Она замялась, потом снова принялась за опрыскивание. От растений поднимался запах влажной земли, одновременно свежий и зловещий. Я подумал о кладбищенской земле, в которую когда-нибудь ляжет каждый из нас.
– Они были не разлей вода, что правда, то правда. С Тома Манон пошла бы без колебаний.
– Вы придерживаетесь этой гипотезы?
– Они могли пойти на очистные сооружения, затеять игру, которая плохо кончилась…
Я должен найти этого Тома Лонгини во что бы то ни стало!
– Если предположить несчастный случай, – продолжал я, – то как объяснить анонимные угрозы?

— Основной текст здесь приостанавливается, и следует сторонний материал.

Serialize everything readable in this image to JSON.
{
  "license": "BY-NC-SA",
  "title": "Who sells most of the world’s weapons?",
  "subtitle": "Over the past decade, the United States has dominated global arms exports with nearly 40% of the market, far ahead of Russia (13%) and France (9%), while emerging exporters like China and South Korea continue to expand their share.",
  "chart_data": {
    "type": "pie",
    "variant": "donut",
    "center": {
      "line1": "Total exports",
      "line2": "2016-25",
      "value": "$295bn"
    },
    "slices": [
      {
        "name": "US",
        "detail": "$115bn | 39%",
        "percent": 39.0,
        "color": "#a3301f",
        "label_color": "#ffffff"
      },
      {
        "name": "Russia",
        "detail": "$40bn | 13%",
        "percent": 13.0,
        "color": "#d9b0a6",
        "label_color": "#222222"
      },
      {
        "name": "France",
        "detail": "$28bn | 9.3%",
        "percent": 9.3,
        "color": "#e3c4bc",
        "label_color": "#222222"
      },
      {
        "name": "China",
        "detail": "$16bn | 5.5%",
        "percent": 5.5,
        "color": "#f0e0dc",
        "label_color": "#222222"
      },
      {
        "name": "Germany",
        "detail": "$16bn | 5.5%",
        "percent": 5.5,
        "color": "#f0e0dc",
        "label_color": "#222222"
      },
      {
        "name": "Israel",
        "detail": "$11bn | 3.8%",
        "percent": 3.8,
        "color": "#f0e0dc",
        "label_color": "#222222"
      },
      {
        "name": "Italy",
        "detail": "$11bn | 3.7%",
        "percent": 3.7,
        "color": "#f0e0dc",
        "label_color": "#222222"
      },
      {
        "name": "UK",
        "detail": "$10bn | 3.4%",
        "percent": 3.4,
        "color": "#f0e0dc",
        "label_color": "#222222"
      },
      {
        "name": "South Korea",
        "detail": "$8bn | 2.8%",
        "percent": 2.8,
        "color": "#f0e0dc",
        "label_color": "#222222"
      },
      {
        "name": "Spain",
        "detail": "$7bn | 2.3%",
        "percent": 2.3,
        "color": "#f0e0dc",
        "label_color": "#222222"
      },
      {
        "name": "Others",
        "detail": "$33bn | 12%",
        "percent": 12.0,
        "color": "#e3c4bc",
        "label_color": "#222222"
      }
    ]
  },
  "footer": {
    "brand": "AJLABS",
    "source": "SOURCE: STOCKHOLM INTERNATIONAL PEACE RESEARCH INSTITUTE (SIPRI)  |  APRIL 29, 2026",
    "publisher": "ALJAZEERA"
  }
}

– Может, совпадение. У Сильви Симонис было много врагов. Только к чему ворошить все это четырнадцать лет спустя?
– А здесь, в школе, вы не получали странных звонков?
– Да, однажды. Звонил мужчина. И сказал, что у него самый большой в мире член и он мне его засунет глубже некуда.
Я чуть язык не проглотил: мадам Бон произнесла это совершенно нейтральным тоном. И добавила с явным разочарованием:
– Но что-то он не торопится.
Я опешил. Она взглянула на меня исподтишка и улыбнулась:
– Простите меня. Это была шутка.
Я сменил тему:
– Вы знаете «дом с часами»?
– Конечно. Сильви тогда туда только переехала.
– А вам известна его история? Легенда, которую о нем рассказывают?
– Да, как и всем.
– В школьном туалете на стене вырезана надпись: «Манон Симонис, за тобой гонится дьявол!» Как вы считаете, почему?
– Среди учеников ходили слухи.
– Какого рода?
– Поговаривали, что дьявол преследует Манон.
– Какой дьявол?
– Понятия не имею.
– А почему так говорили?
– Детские россказни. Не знаю, ни с чего это началось, ни что это значило.
Она сконфуженно улыбнулась. Я догадался, что эта женщина, как и все, кто так или иначе сталкивался с Манон, жила с постоянным чувством вины. Можно ли было предотвратить убийство? Избежать его? Она прошептала:
– Задним числом судить легко, не так ли?
Я вспомнил коттедж «Сирень» и допущенную мною ошибку, которая стоила жизни двум девочкам, а третью сделала сиротой. Но в жизни, полной событий, нет места сожалениям. И вместо того чтобы по-христиански выразить ей сочувствие, я просто поблагодарил ее и удалился.
На лестнице я первым делом проверил автоответчик мобильного. Ни одного сообщения. Чем там занимаются Фуко, Свендсен и Счетчик? О чем они только думают?
11 часов
Стефан Сарразен и не ждал меня на пороге школы, но я шкурой чувствовал его незримое присутствие в городе: казалось, он того и гляди вышвырнет меня прямо на шоссе. Я бросился к своей машине и с места рванул в направлении Короля.